There are three other columns to the right of the age column which read: "Major Event," "What I Learned" and "The Most Amazing Thing I Saw."  I never finished it. I filled out the "Major Event" column up to age 55 and I gave up. I stopped recording "What I Learned" at age 20 when the "Major Event" was "got first real job as a typesetter" and the "What I Learned" was that "most real jobs suck." When I was 15 I learned that I was able to succeed at something I didn't necessarily want to do for the rest of my life.

I can see why I never finished this project. Filling the entire grid out is tempting fate, and reminds me of keeping a ten year plan for my life with clear, achievable goals. I've never operated that way. I like leaving places blank to allow for  the "Not Quite What I Was Planning" column and the "Spontaneous Magic" column and the "Mentor From an Unexpected Place Arrives and Kicks Your Ass" column. Actually, I can't even conceive of my life in a grid or with columns. It isn't a line. It's not a circle, because it will end someday, and I will feel like it's unfinished. I am unsure as to what shape it is at all, or even if it has a shape.

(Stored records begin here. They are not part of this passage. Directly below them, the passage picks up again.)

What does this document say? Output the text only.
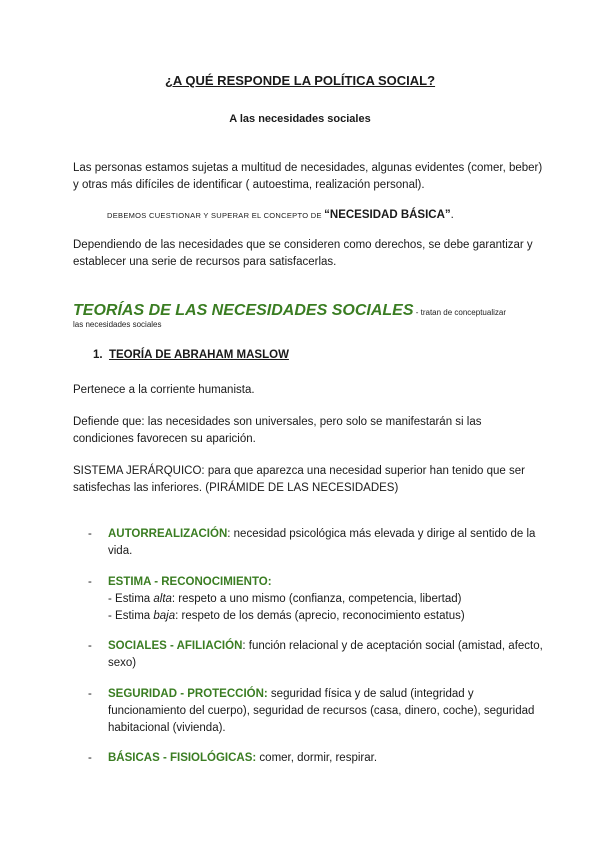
¿A QUÉ RESPONDE LA POLÍTICA SOCIAL?
A las necesidades sociales
Las personas estamos sujetas a multitud de necesidades, algunas evidentes (comer, beber) y otras más difíciles de identificar ( autoestima, realización personal).
DEBEMOS CUESTIONAR Y SUPERAR EL CONCEPTO DE “NECESIDAD BÁSICA”.
Dependiendo de las necesidades que se consideren como derechos, se debe garantizar y establecer una serie de recursos para satisfacerlas.
TEORÍAS DE LAS NECESIDADES SOCIALES - tratan de conceptualizar
las necesidades sociales
1. TEORÍA DE ABRAHAM MASLOW
Pertenece a la corriente humanista.
Defiende que: las necesidades son universales, pero solo se manifestarán si las condiciones favorecen su aparición.
SISTEMA JERÁRQUICO: para que aparezca una necesidad superior han tenido que ser satisfechas las inferiores. (PIRÁMIDE DE LAS NECESIDADES)
- AUTORREALIZACIÓN: necesidad psicológica más elevada y dirige al sentido de la vida.
- ESTIMA - RECONOCIMIENTO:
- Estima alta: respeto a uno mismo (confianza, competencia, libertad)
- Estima baja: respeto de los demás (aprecio, reconocimiento estatus)
- SOCIALES - AFILIACIÓN: función relacional y de aceptación social (amistad, afecto, sexo)
- SEGURIDAD - PROTECCIÓN: seguridad física y de salud (integridad y funcionamiento del cuerpo), seguridad de recursos (casa, dinero, coche), seguridad habitacional (vivienda).
- BÁSICAS - FISIOLÓGICAS: comer, dormir, respirar.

The attempt to record the details of one day, which I do each morning when I journal, can feel like riding the edge of some protoplasmic creature. I catch only moments as the rest of the day slips into another current and I am forced to let go. I always close the journal with a little sense of loss. I'm adding, but I'm losing too. Writing a life can feel deleterious.

How many sessions do we have left? Who knows. You won't catch it all. Create anyway.